Centlivres studios get new look

11 August 2003
The upgrading and refurbishment of two studios in the Centlivres building will ensure architecture students are now better equipped for the working world.

At a cost of R850 000, the sanding down of timber floors, painting and routine maintenance work, together with the reconstruction of a smaller seminar room and new computer laboratories, have produced a more favourable and pleasant workspace for the students.

The project entailed the creation of 40 new computer stations in two laboratories and the provision of infrastructure for an additional 40 laptops in the studios, ensuring students have access to the Internet while at their drafting boards.

According to Professor Jo Noero, director of the School of Architecture and Planning, with no improvements or adjustments to the school for the past 25 years, the renovations have been welcomed with much enthusiasm by both staff and students.

Noero explained: "There was a dire need for equipment, especially digital equipment.
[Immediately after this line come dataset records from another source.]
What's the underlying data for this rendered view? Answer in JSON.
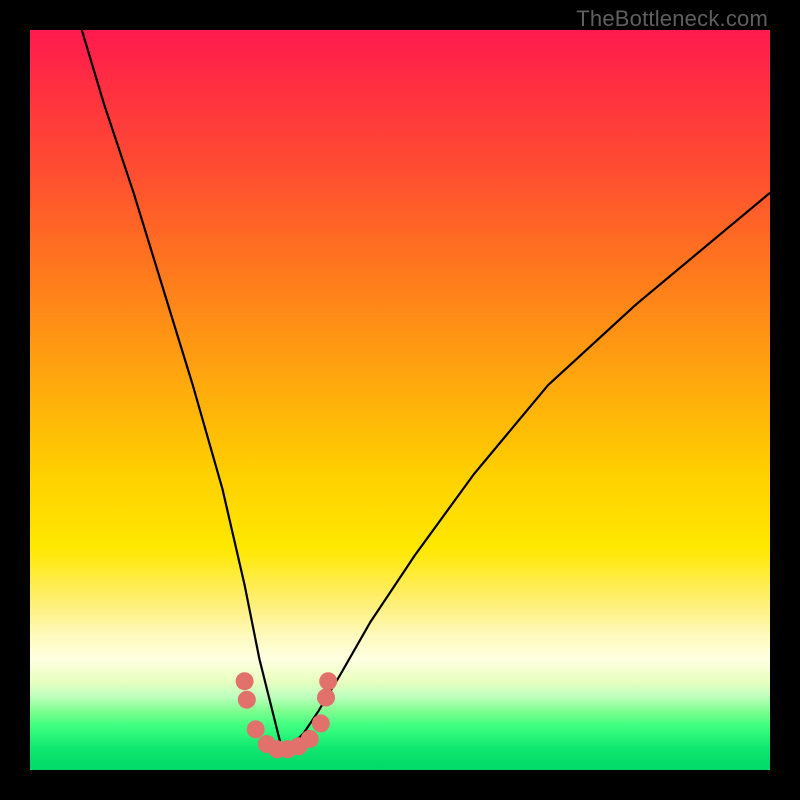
{
  "watermark": "TheBottleneck.com",
  "colors": {
    "background": "#000000",
    "curve": "#000000",
    "marker": "#e2706b"
  },
  "chart_data": {
    "type": "line",
    "title": "",
    "xlabel": "",
    "ylabel": "",
    "xlim": [
      0,
      100
    ],
    "ylim": [
      0,
      100
    ],
    "grid": false,
    "legend": false,
    "note": "Axes are unlabeled; values are estimated proportions of the plot area (0–100). Curve depicts a V-shaped bottleneck profile with minimum near x≈34.",
    "series": [
      {
        "name": "bottleneck-curve",
        "x": [
          7,
          10,
          14,
          18,
          22,
          26,
          29,
          31,
          33,
          34,
          35,
          37,
          39,
          42,
          46,
          52,
          60,
          70,
          82,
          94,
          100
        ],
        "values": [
          100,
          90,
          78,
          65,
          52,
          38,
          25,
          15,
          7,
          3,
          3,
          5,
          8,
          13,
          20,
          29,
          40,
          52,
          63,
          73,
          78
        ]
      }
    ],
    "markers": [
      {
        "x": 29.0,
        "y": 12.0
      },
      {
        "x": 29.3,
        "y": 9.5
      },
      {
        "x": 30.5,
        "y": 5.5
      },
      {
        "x": 32.0,
        "y": 3.5
      },
      {
        "x": 33.4,
        "y": 2.8
      },
      {
        "x": 34.8,
        "y": 2.8
      },
      {
        "x": 36.3,
        "y": 3.2
      },
      {
        "x": 37.8,
        "y": 4.2
      },
      {
        "x": 39.3,
        "y": 6.3
      },
      {
        "x": 40.0,
        "y": 9.8
      },
      {
        "x": 40.3,
        "y": 12.0
      }
    ]
  }
}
Besides improved traditional drawing boards, our students now have access to computerised drafting packages, which provide an integrated and efficient work environment."

Sporting funky coloured couches, the studios also include a "chill-out" area where students can relax, have a cup of coffee and chat to fellow, soon-to-be architects about the finer aspects of the discipline.

"We wanted to create an environment which would encourage the students to spend more time here," explained Gloria Robinson, project manager from Properties and Services. "The students have a choice to work in the studios or at home, and previously the dark and unpleasant surroundings meant many chose to work at home.

"By generally cheering up the whole place, many students now prefer to stay in the building," she added.

Robinson is pleased with the outcome of the project, which was started in September 2002 and involved three months of construction.

"It's a challenge to deliver a project on time and within a specific budget," she said. "But it is always rewarding to see the end result and the impact it has on other people."